Moscow bucks trend of slower prime price growth

A year ago we announced the start of 'the Great Moderation' in prime residential markets. Twelve months on the slowdown has gathered pace.
Written By:
Kate Everett-Allen, Knight Frank
1 minute to read

The change in prime prices for all 45 cities averaged 1.1% in the year to Q3 2019, down from 3.4% in 2018 and 4.2% in 2017.

Despite a longer-than-expected period of loose monetary policy and steady wealth creation, luxury sales volumes are at their weakest for several years in many first tier global cities.

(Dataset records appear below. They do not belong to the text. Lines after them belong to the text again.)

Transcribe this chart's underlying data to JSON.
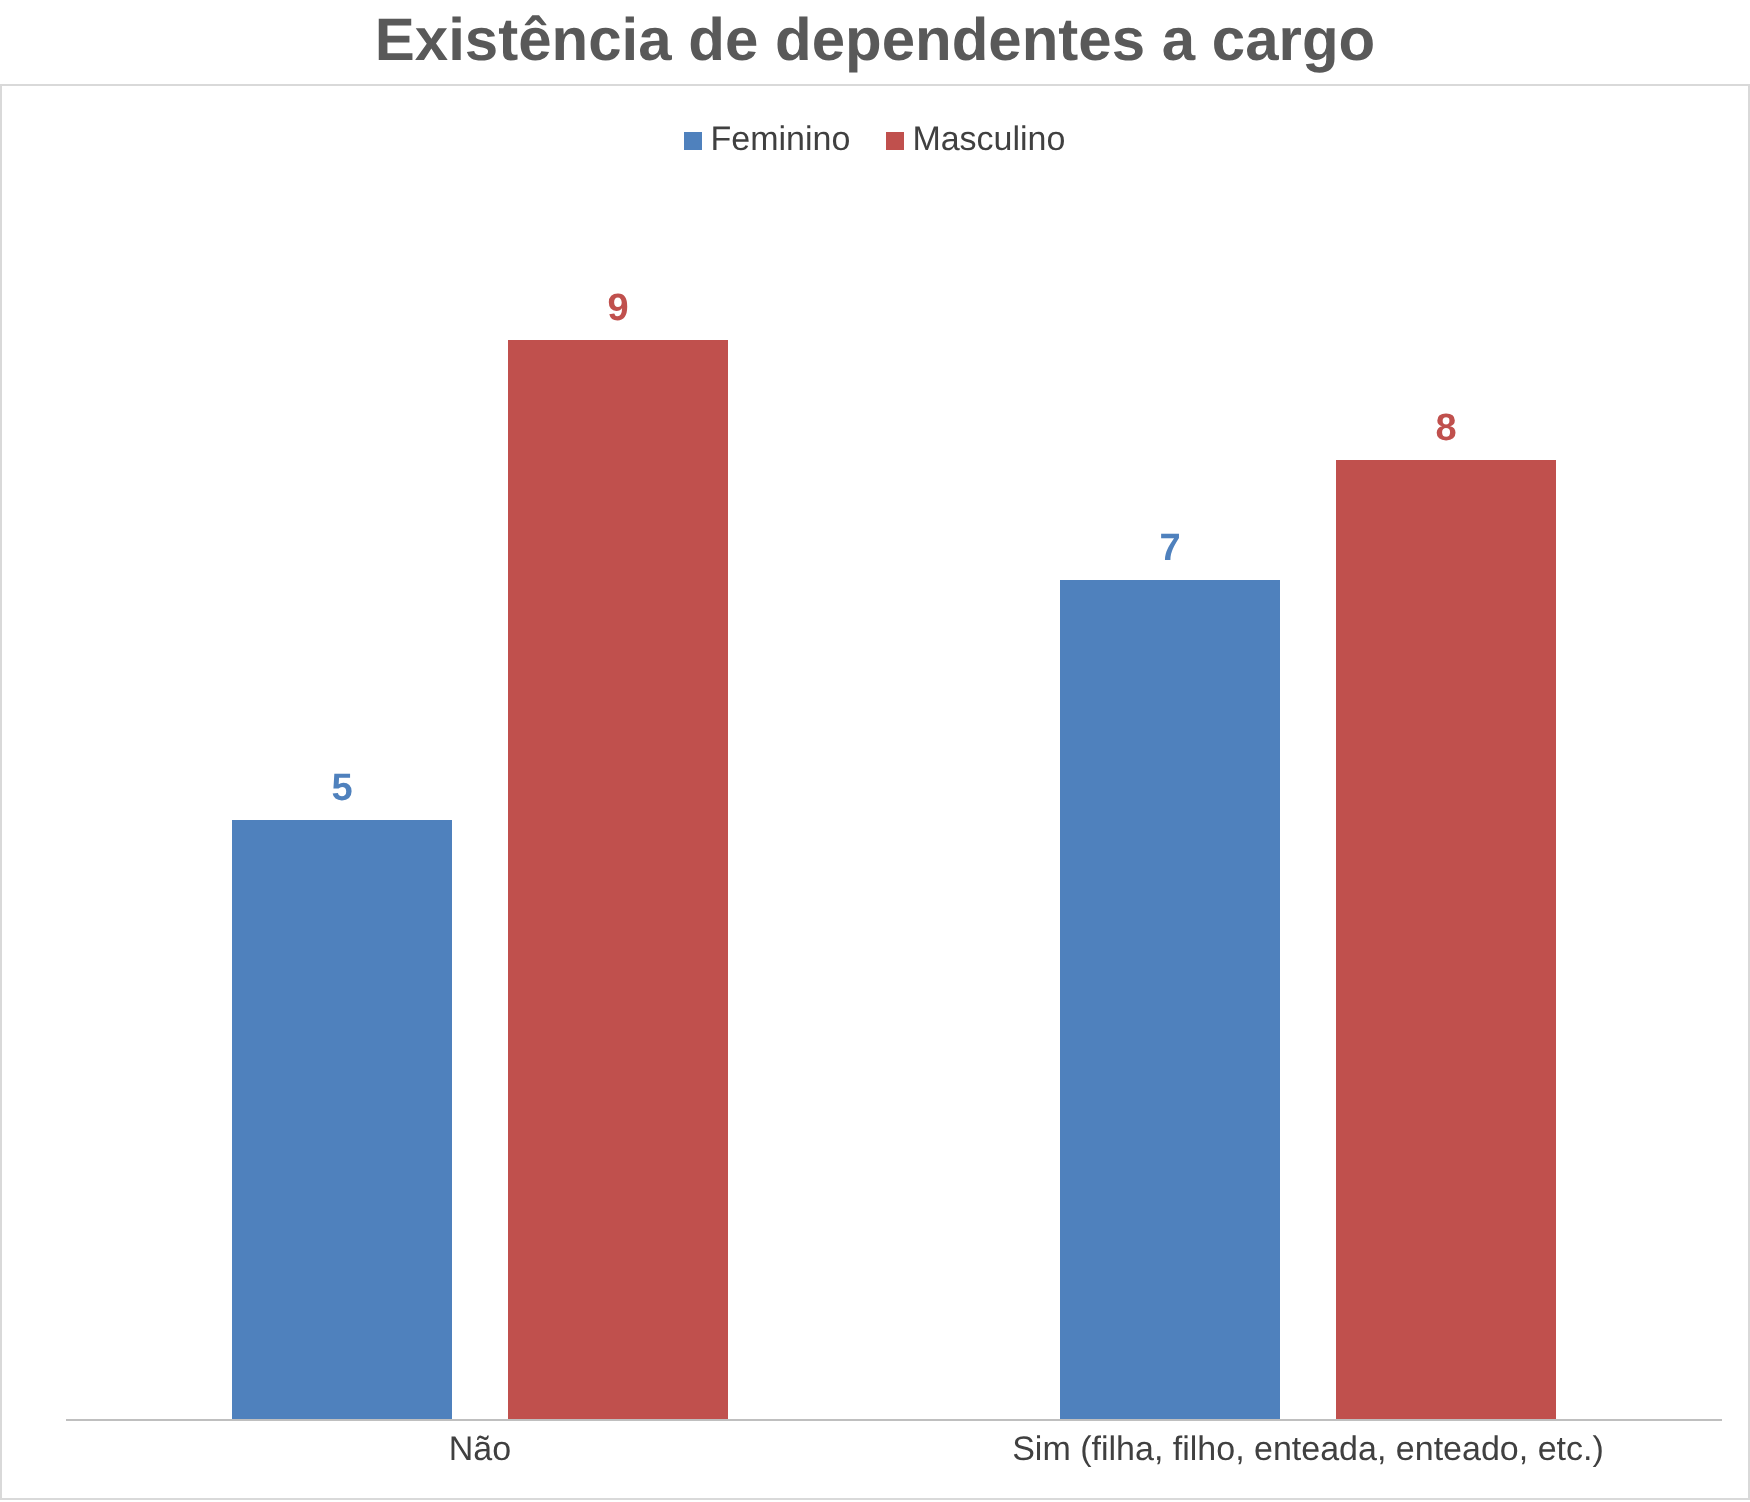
{
  "chart_data": {
    "type": "bar",
    "title": "Existência de dependentes a cargo",
    "categories": [
      "Não",
      "Sim (filha, filho, enteada, enteado, etc.)"
    ],
    "series": [
      {
        "name": "Feminino",
        "color": "#4f81bd",
        "values": [
          5,
          7
        ]
      },
      {
        "name": "Masculino",
        "color": "#c0504d",
        "values": [
          9,
          8
        ]
      }
    ],
    "tick_labels": "x",
    "data_labels": true,
    "legend": "top",
    "grid": false
  }
}
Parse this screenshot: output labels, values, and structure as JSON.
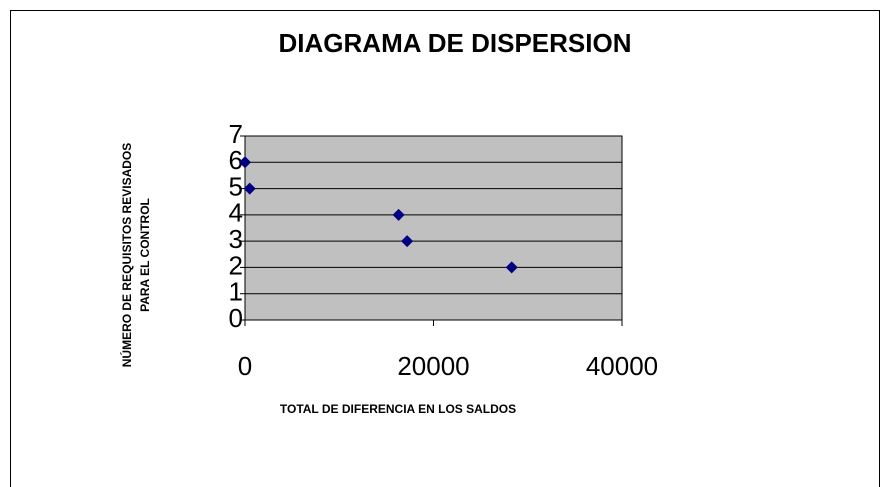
{
  "chart_data": {
    "type": "scatter",
    "title": "DIAGRAMA DE DISPERSION",
    "xlabel": "TOTAL DE DIFERENCIA EN LOS SALDOS",
    "ylabel": [
      "NÚMERO DE REQUISITOS REVISADOS",
      "PARA EL CONTROL"
    ],
    "series": [
      {
        "name": null,
        "color": "#000080",
        "x": [
          0,
          500,
          16300,
          17200,
          28300
        ],
        "values": [
          6,
          5,
          4,
          3,
          2
        ]
      }
    ],
    "xlim": [
      0,
      40000
    ],
    "xticks": [
      0,
      20000,
      40000
    ],
    "ylim": [
      0,
      7
    ],
    "yticks": [
      0,
      1,
      2,
      3,
      4,
      5,
      6,
      7
    ],
    "grid": true,
    "plot_background": "#c0c0c0"
  }
}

Slower global economic growth – the IMF lowered its 2019 forecast from 3.3% to 3.0% in October – along with escalating headwinds: US/China trade relations, Hong Kong’s political tensions, a US presidential election in 2020 and the Brexit conundrum are influencing buyer sentiment.

Key findings, Q3 2019

  • 76% of cities registered static or rising prices over the 12 months to September 2019
  • Moscow leads the index this quarter with prime prices rising by 11% over the 12 months to September 2019
  • As we forecast last year, the Eurozone’s key cities of Berlin (6.5%), Madrid (4.2%) and Paris (4.2%) have performed strongly in 2019 with Frankfurt and the Swiss cities of Geneva and Zurich also high in the rankings.
  • Seoul was the weakest-performing city in the year to September due in part to tighter regulations including a price cap on new homes which is due to come into effect in Q4 2019.